Melissa Mecenas Oshiro e filha
Supereficiente Mental: Ninguém nasce com consciência de sua própria superdotação, contextualize para nós a descoberta da sua.
Melissa Mecenas Oshiro: Eu jamais me vi como alguém especial. Mas, alguém cheia de limitações e problemas. Muito tímida, introspectiva, com extrema dificuldade de interação social. Mas, nasci nos anos 80, cresci e me tornei adolescente nos anos 90, e pouco se sabia sobre superdotação, nesses períodos, o que dificultou a descoberta no momento ideal, ou seja, logo no início da vida. O que eu conhecia disso eram apenas os mitos de gênios, famosos, ricos, etc. Eu esperava me curar da timidez, e da sensação de ser inadequada e até desse extremo idealismo e hipersensibilidade. Mas, conforme a vida foi transcorrendo, e eu fui adquirindo algumas frustrações, traumas, lutos e etc, isso se intensificou. Na verdade, eu estava à procura de ajuda para minha filha, nos meus 41 anos, quando a psicóloga Cristiane Araújo disse que identificou em mim os traços das Altas habilidades e do Autismo. Eu já tinha um prejulgamento interno e externo de que o meu problema era advindo de um temperamento ruim, de uma antipatia, e até de um ser humano esnobe e enjoado que eu era. Era assim que eu me via, era assim que eu sofria, mas já estava conformada de que a culpa era minha, mas não sabia como parar de me sentir tão mal a meu respeito.
SM: Quais são suas áreas de alta habilidade?
Melissa: Minhas áreas de altas habilidades são a literatura e a religião.
SM: Como foi a sua avaliação formal de superdotação ou altas habilidades? Você considera que esse serviço profissional ainda é pouco acessível a boa parte da população brasileira?
Melissa: Eu fui avaliada como autista superdotada. Considero que esse serviço profissional é desconhecido da maioria.
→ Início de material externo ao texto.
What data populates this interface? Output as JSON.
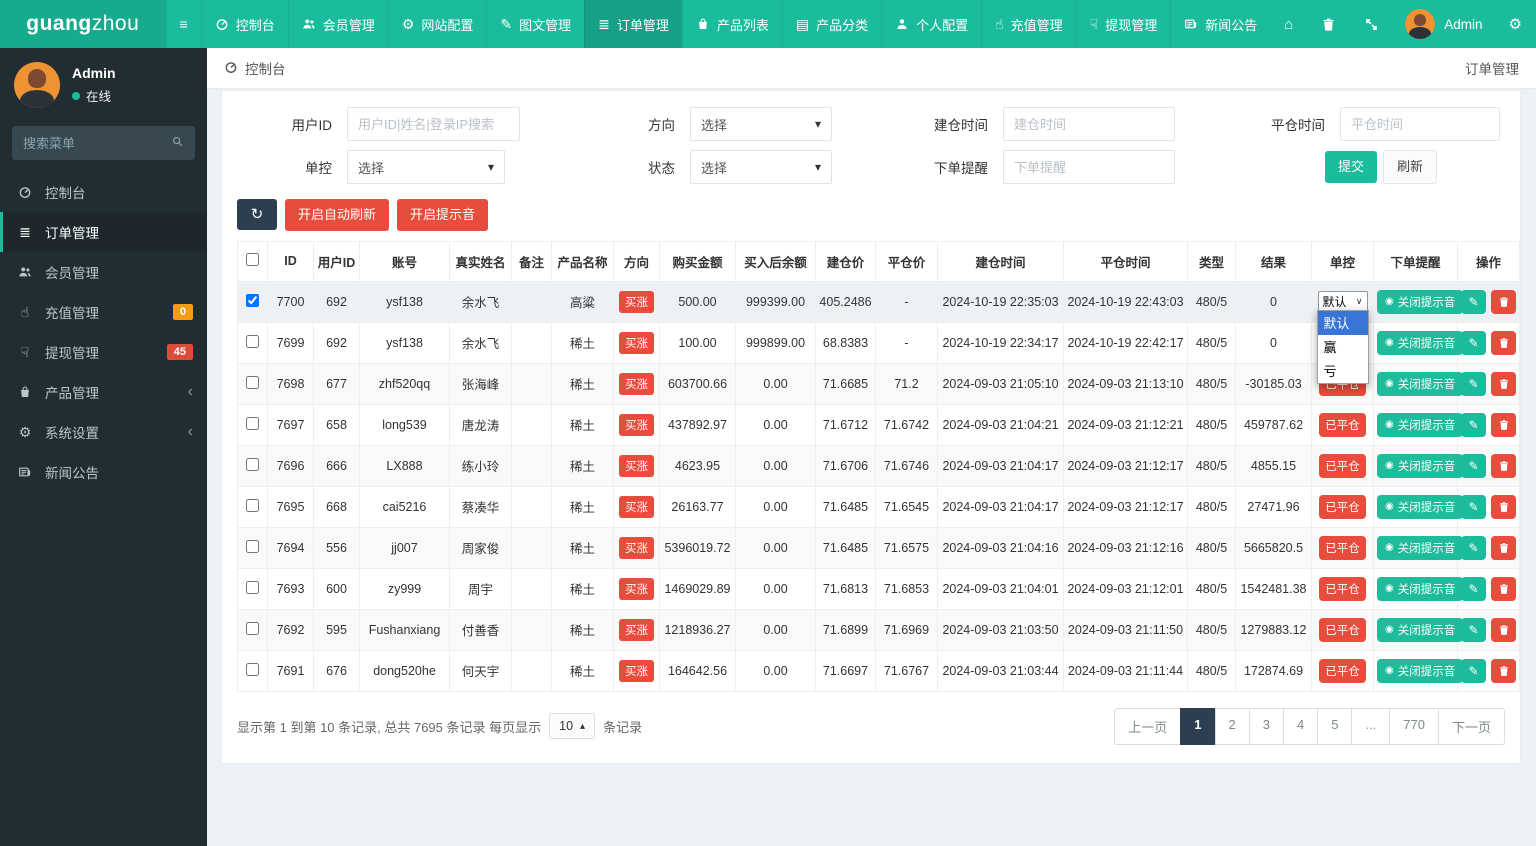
{
  "colors": {
    "accent": "#1abc9c",
    "nav_active": "#16a085",
    "danger": "#e74c3c",
    "dark": "#2c3e50",
    "badge_orange": "#f39c12",
    "badge_red": "#dd4b39",
    "select_highlight": "#3875d7",
    "sidebar_bg": "#222d32"
  },
  "brand": {
    "bold": "guang",
    "light": "zhou"
  },
  "navbar": {
    "menu": [
      {
        "label": "控制台",
        "icon": "gauge"
      },
      {
        "label": "会员管理",
        "icon": "users"
      },
      {
        "label": "网站配置",
        "icon": "gear"
      },
      {
        "label": "图文管理",
        "icon": "pen"
      },
      {
        "label": "订单管理",
        "icon": "list",
        "active": true
      },
      {
        "label": "产品列表",
        "icon": "bag"
      },
      {
        "label": "产品分类",
        "icon": "grid"
      },
      {
        "label": "个人配置",
        "icon": "user"
      },
      {
        "label": "充值管理",
        "icon": "hand-up"
      },
      {
        "label": "提现管理",
        "icon": "hand-down"
      },
      {
        "label": "新闻公告",
        "icon": "news"
      }
    ],
    "right_icons": [
      "home",
      "trash",
      "expand"
    ],
    "user": {
      "name": "Admin"
    }
  },
  "sidebar": {
    "user": {
      "name": "Admin",
      "status": "在线"
    },
    "search_placeholder": "搜索菜单",
    "items": [
      {
        "label": "控制台",
        "icon": "gauge"
      },
      {
        "label": "订单管理",
        "icon": "list",
        "active": true
      },
      {
        "label": "会员管理",
        "icon": "users"
      },
      {
        "label": "充值管理",
        "icon": "hand-up",
        "badge": "0",
        "badge_color": "orange"
      },
      {
        "label": "提现管理",
        "icon": "hand-down",
        "badge": "45",
        "badge_color": "red"
      },
      {
        "label": "产品管理",
        "icon": "bag",
        "expandable": true
      },
      {
        "label": "系统设置",
        "icon": "gears",
        "expandable": true
      },
      {
        "label": "新闻公告",
        "icon": "news"
      }
    ]
  },
  "header": {
    "breadcrumb": "控制台",
    "page_title": "订单管理"
  },
  "filters": {
    "user_id": {
      "label": "用户ID",
      "placeholder": "用户ID|姓名|登录IP搜索"
    },
    "direction": {
      "label": "方向",
      "value": "选择"
    },
    "open_time": {
      "label": "建仓时间",
      "placeholder": "建仓时间"
    },
    "close_time": {
      "label": "平仓时间",
      "placeholder": "平仓时间"
    },
    "control": {
      "label": "单控",
      "value": "选择"
    },
    "status": {
      "label": "状态",
      "value": "选择"
    },
    "remind": {
      "label": "下单提醒",
      "placeholder": "下单提醒"
    },
    "submit": "提交",
    "refresh": "刷新"
  },
  "toolbar": {
    "auto_refresh": "开启自动刷新",
    "sound": "开启提示音"
  },
  "table": {
    "columns": [
      "ID",
      "用户ID",
      "账号",
      "真实姓名",
      "备注",
      "产品名称",
      "方向",
      "购买金额",
      "买入后余额",
      "建仓价",
      "平仓价",
      "建仓时间",
      "平仓时间",
      "类型",
      "结果",
      "单控",
      "下单提醒",
      "操作"
    ],
    "direction_badge": "买涨",
    "closed_badge": "已平仓",
    "sound_button": "关闭提示音",
    "control_default": "默认",
    "control_options": [
      "默认",
      "赢",
      "亏"
    ],
    "rows": [
      {
        "id": "7700",
        "uid": "692",
        "account": "ysf138",
        "real_name": "余水飞",
        "note": "",
        "product": "高粱",
        "amount": "500.00",
        "balance": "999399.00",
        "open_price": "405.2486",
        "close_price": "-",
        "open_time": "2024-10-19 22:35:03",
        "close_time": "2024-10-19 22:43:03",
        "type": "480/5",
        "result": "0",
        "control": "default",
        "checked": true,
        "dropdown_open": true
      },
      {
        "id": "7699",
        "uid": "692",
        "account": "ysf138",
        "real_name": "余水飞",
        "note": "",
        "product": "稀土",
        "amount": "100.00",
        "balance": "999899.00",
        "open_price": "68.8383",
        "close_price": "-",
        "open_time": "2024-10-19 22:34:17",
        "close_time": "2024-10-19 22:42:17",
        "type": "480/5",
        "result": "0",
        "control": "default",
        "checked": false,
        "dropdown_open": false
      },
      {
        "id": "7698",
        "uid": "677",
        "account": "zhf520qq",
        "real_name": "张海峰",
        "note": "",
        "product": "稀土",
        "amount": "603700.66",
        "balance": "0.00",
        "open_price": "71.6685",
        "close_price": "71.2",
        "open_time": "2024-09-03 21:05:10",
        "close_time": "2024-09-03 21:13:10",
        "type": "480/5",
        "result": "-30185.03",
        "control": "closed",
        "checked": false,
        "dropdown_open": false
      },
      {
        "id": "7697",
        "uid": "658",
        "account": "long539",
        "real_name": "唐龙涛",
        "note": "",
        "product": "稀土",
        "amount": "437892.97",
        "balance": "0.00",
        "open_price": "71.6712",
        "close_price": "71.6742",
        "open_time": "2024-09-03 21:04:21",
        "close_time": "2024-09-03 21:12:21",
        "type": "480/5",
        "result": "459787.62",
        "control": "closed",
        "checked": false,
        "dropdown_open": false
      },
      {
        "id": "7696",
        "uid": "666",
        "account": "LX888",
        "real_name": "练小玲",
        "note": "",
        "product": "稀土",
        "amount": "4623.95",
        "balance": "0.00",
        "open_price": "71.6706",
        "close_price": "71.6746",
        "open_time": "2024-09-03 21:04:17",
        "close_time": "2024-09-03 21:12:17",
        "type": "480/5",
        "result": "4855.15",
        "control": "closed",
        "checked": false,
        "dropdown_open": false
      },
      {
        "id": "7695",
        "uid": "668",
        "account": "cai5216",
        "real_name": "蔡凑华",
        "note": "",
        "product": "稀土",
        "amount": "26163.77",
        "balance": "0.00",
        "open_price": "71.6485",
        "close_price": "71.6545",
        "open_time": "2024-09-03 21:04:17",
        "close_time": "2024-09-03 21:12:17",
        "type": "480/5",
        "result": "27471.96",
        "control": "closed",
        "checked": false,
        "dropdown_open": false
      },
      {
        "id": "7694",
        "uid": "556",
        "account": "jj007",
        "real_name": "周家俊",
        "note": "",
        "product": "稀土",
        "amount": "5396019.72",
        "balance": "0.00",
        "open_price": "71.6485",
        "close_price": "71.6575",
        "open_time": "2024-09-03 21:04:16",
        "close_time": "2024-09-03 21:12:16",
        "type": "480/5",
        "result": "5665820.5",
        "control": "closed",
        "checked": false,
        "dropdown_open": false
      },
      {
        "id": "7693",
        "uid": "600",
        "account": "zy999",
        "real_name": "周宇",
        "note": "",
        "product": "稀土",
        "amount": "1469029.89",
        "balance": "0.00",
        "open_price": "71.6813",
        "close_price": "71.6853",
        "open_time": "2024-09-03 21:04:01",
        "close_time": "2024-09-03 21:12:01",
        "type": "480/5",
        "result": "1542481.38",
        "control": "closed",
        "checked": false,
        "dropdown_open": false
      },
      {
        "id": "7692",
        "uid": "595",
        "account": "Fushanxiang",
        "real_name": "付善香",
        "note": "",
        "product": "稀土",
        "amount": "1218936.27",
        "balance": "0.00",
        "open_price": "71.6899",
        "close_price": "71.6969",
        "open_time": "2024-09-03 21:03:50",
        "close_time": "2024-09-03 21:11:50",
        "type": "480/5",
        "result": "1279883.12",
        "control": "closed",
        "checked": false,
        "dropdown_open": false
      },
      {
        "id": "7691",
        "uid": "676",
        "account": "dong520he",
        "real_name": "何天宇",
        "note": "",
        "product": "稀土",
        "amount": "164642.56",
        "balance": "0.00",
        "open_price": "71.6697",
        "close_price": "71.6767",
        "open_time": "2024-09-03 21:03:44",
        "close_time": "2024-09-03 21:11:44",
        "type": "480/5",
        "result": "172874.69",
        "control": "closed",
        "checked": false,
        "dropdown_open": false
      }
    ]
  },
  "pagination": {
    "prefix": "显示第 1 到第 10 条记录, 总共 7695 条记录 每页显示",
    "page_size": "10",
    "suffix": "条记录",
    "prev": "上一页",
    "pages": [
      "1",
      "2",
      "3",
      "4",
      "5",
      "...",
      "770"
    ],
    "active_page": "1",
    "next": "下一页"
  }
}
As altas habilidades são mal compreendidas e ainda há muito preconceito e ilusões a respeito. O que resulta é que demoramos a descobrir nossa divergência e quando descobrimos ainda temos que lutar contra nossa própria autossabotagem porque não somos o gênio idealizado, não ficamos famosos nem ricos e precisamos lutar dia após dia contra o preconceito e a cobrança e autocobrança excessiva.
SM: Por que não se conhecer é uma arma afiada contra si mesmo?
Melissa: Porque quando você não sabe quem é não entende suas necessidades, tenta se identificar com a maioria, começa a autossabotagem, a se culpar excessivamente, fica triste, pode entrar em depressão. E tudo isso poderia ter sido evitado se eu soubesse desde cedo que as minhas necessidades sempre serão diferentes das outras pessoas e está tudo bem.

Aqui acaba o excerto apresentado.